Kristjansson took that message to mean he had to make beer the centrepiece of the new operation. Quality food was important, but the beer had to come first. And as a non-brewer, he knew he needed to find a first-rate brewer. At first he looked internationally, not wanting to poach from local breweries, but plans to bring in a brewer from Iceland (Kristjansson is of Icelandic heritage – if the name hadn’t tipped you off) fell through and, as these things happen, Jeremy Wells, at the time a brewer with Half Pints, was looking for an opportunity to become a head brewer. They talked and decided it was an excellent pairing. “I wanted a guy who wouldn’t compromise and he wanted an opportunity to show what he can do.”
Kristjansson says the beer will have a “Northern European and English influence”. Their first beer, which they brewed at Half Pints last fall for the Flatlanders’ Beer Festival was Naughty Vic, a “honest to style” best bitter named for Queen Victoria. Served as a cask ale, it was a bit hit at the festival, motivationg Kristjansson to make it their flagship, at least for now.
And, yes, it will continue to be a cask ale. Kristjansson says the plan on “always having two cask ales available”. The two casks will be supplemented by 8 other regular taps. They are still finalizing the list but plan to go with a line-up of six regular and four rotational taps. The regular line-up will span the range of styles. “Will have a great lager – a helles, a gentler amber for those drinkers, a nut brown, IPA, stout and maybe a farm ale of some sort.” As for the four rotating taps “we will go hog wild and have fun with them.”
The brewery consists of a 10-hl brewhouse with 3-1ohl fermenters and 4 bright tanks, “just to get us rolling,” says Kristjansson. “It is designed to triple capacity in tanks.” The plan is a true brewpub operation, with pints sold on site as well as growlers and maybe some medium sized bottle off-sales out of a retail space in the building. While he doesn’t reject the idea of packaging and selling in stores, it is not his priority. ‘There are lots of wonderful brewers in Winnipeg. We won’t go beyond the pub until we have brewed enough time that we have reached consistency in our brews and then we will just look at other restaurants, the MLC growler program. Canning would be phase three or four for us down the road.”

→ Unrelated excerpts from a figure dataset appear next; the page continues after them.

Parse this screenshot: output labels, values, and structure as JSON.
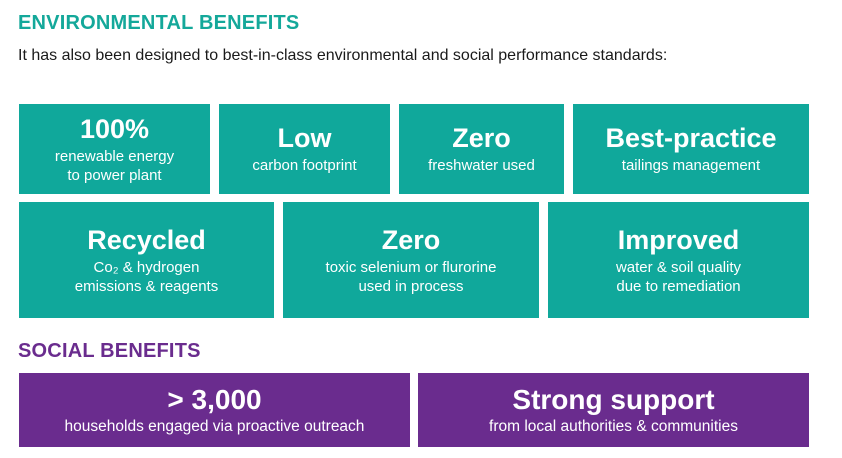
{
  "environmental": {
    "heading": "ENVIRONMENTAL BENEFITS",
    "intro": "It has also been designed to best-in-class environmental and social performance standards:",
    "tiles": [
      {
        "big": "100%",
        "line1": "renewable energy",
        "line2": "to power plant"
      },
      {
        "big": "Low",
        "line1": "carbon footprint",
        "line2": ""
      },
      {
        "big": "Zero",
        "line1": "freshwater used",
        "line2": ""
      },
      {
        "big": "Best-practice",
        "line1": "tailings management",
        "line2": ""
      },
      {
        "big": "Recycled",
        "line1": "Co₂ & hydrogen",
        "line2": "emissions & reagents"
      },
      {
        "big": "Zero",
        "line1": "toxic selenium or flurorine",
        "line2": "used in process"
      },
      {
        "big": "Improved",
        "line1": "water & soil quality",
        "line2": "due to remediation"
      }
    ]
  },
  "social": {
    "heading": "SOCIAL BENEFITS",
    "tiles": [
      {
        "big": "> 3,000",
        "line1": "households engaged via proactive outreach"
      },
      {
        "big": "Strong support",
        "line1": "from local authorities & communities"
      }
    ]
  },
  "colors": {
    "teal": "#10a89b",
    "purple": "#6a2c8e",
    "env_heading": "#14a89a"
  }
}
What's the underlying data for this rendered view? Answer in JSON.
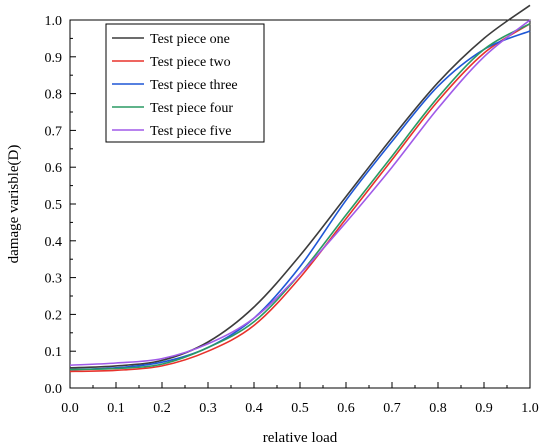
{
  "chart_data": {
    "type": "line",
    "xlabel": "relative load",
    "ylabel": "damage varisble(D)",
    "xlim": [
      0.0,
      1.0
    ],
    "ylim": [
      0.0,
      1.0
    ],
    "x_tick_labels": [
      "0.0",
      "0.1",
      "0.2",
      "0.3",
      "0.4",
      "0.5",
      "0.6",
      "0.7",
      "0.8",
      "0.9",
      "1.0"
    ],
    "y_tick_labels": [
      "0.0",
      "0.1",
      "0.2",
      "0.3",
      "0.4",
      "0.5",
      "0.6",
      "0.7",
      "0.8",
      "0.9",
      "1.0"
    ],
    "grid": false,
    "legend_position": "top-left",
    "series": [
      {
        "name": "Test piece one",
        "color": "#3c3c3c",
        "x": [
          0.0,
          0.1,
          0.2,
          0.3,
          0.4,
          0.5,
          0.6,
          0.7,
          0.8,
          0.9,
          1.0
        ],
        "y": [
          0.055,
          0.06,
          0.075,
          0.125,
          0.22,
          0.36,
          0.52,
          0.68,
          0.83,
          0.95,
          1.04
        ]
      },
      {
        "name": "Test piece two",
        "color": "#e8322b",
        "x": [
          0.0,
          0.1,
          0.2,
          0.3,
          0.4,
          0.5,
          0.6,
          0.7,
          0.8,
          0.9,
          1.0
        ],
        "y": [
          0.045,
          0.048,
          0.06,
          0.1,
          0.17,
          0.3,
          0.46,
          0.62,
          0.78,
          0.91,
          0.99
        ]
      },
      {
        "name": "Test piece three",
        "color": "#1f57d6",
        "x": [
          0.0,
          0.1,
          0.2,
          0.3,
          0.4,
          0.5,
          0.6,
          0.7,
          0.8,
          0.9,
          1.0
        ],
        "y": [
          0.05,
          0.055,
          0.07,
          0.11,
          0.19,
          0.33,
          0.51,
          0.67,
          0.82,
          0.92,
          0.97
        ]
      },
      {
        "name": "Test piece four",
        "color": "#2a9a63",
        "x": [
          0.0,
          0.1,
          0.2,
          0.3,
          0.4,
          0.5,
          0.6,
          0.7,
          0.8,
          0.9,
          1.0
        ],
        "y": [
          0.05,
          0.053,
          0.065,
          0.11,
          0.18,
          0.31,
          0.47,
          0.63,
          0.79,
          0.92,
          0.99
        ]
      },
      {
        "name": "Test piece five",
        "color": "#a05ae8",
        "x": [
          0.0,
          0.1,
          0.2,
          0.3,
          0.4,
          0.5,
          0.6,
          0.7,
          0.8,
          0.9,
          1.0
        ],
        "y": [
          0.062,
          0.068,
          0.08,
          0.12,
          0.19,
          0.31,
          0.45,
          0.6,
          0.76,
          0.9,
          1.0
        ]
      }
    ]
  }
}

“We are confident we will sell a lot of beer in our own building.”
Kristjansson predicts the pub will be open within a few weeks. “The building is ready, the brewery is in, the boiler is connected, we can run the glycol, we are almost ready to fire things up!”
The name, Brazen Hall, both reflects Kristjansson’s heritage and his approach to opening the brewpub. “It reflects our origins in Iceland. We have 1300 years of family tree back there,” he says. But also sees it as an attitude. “I am 48 years old, opened many businesses, made lots of mistakes, lived through them. Brazen Hall about stepping up and doing something that is personal – scary but personal. Brazen is my attitude of life. It comes down to the importance of speaking my mind honestly. What we promise, we deliver.”
For Kristjansson, this is not a project to make his riches, but to just be a part of a community. “We really want to be a local craft brewery pub,” he says. “At the end of the day we want to serve local Manitobans beer that we love and they want to drink.
“We are not grandiose. If I wanted to build a brewery and sell to AB-Inbev, it wouldn’t have been 10hl. It is small so it can be personal, so we can brew small, hand paddle-stirred beer for local people.”
Seems a brazen enough plan to me. Brazen Hall, opening soon.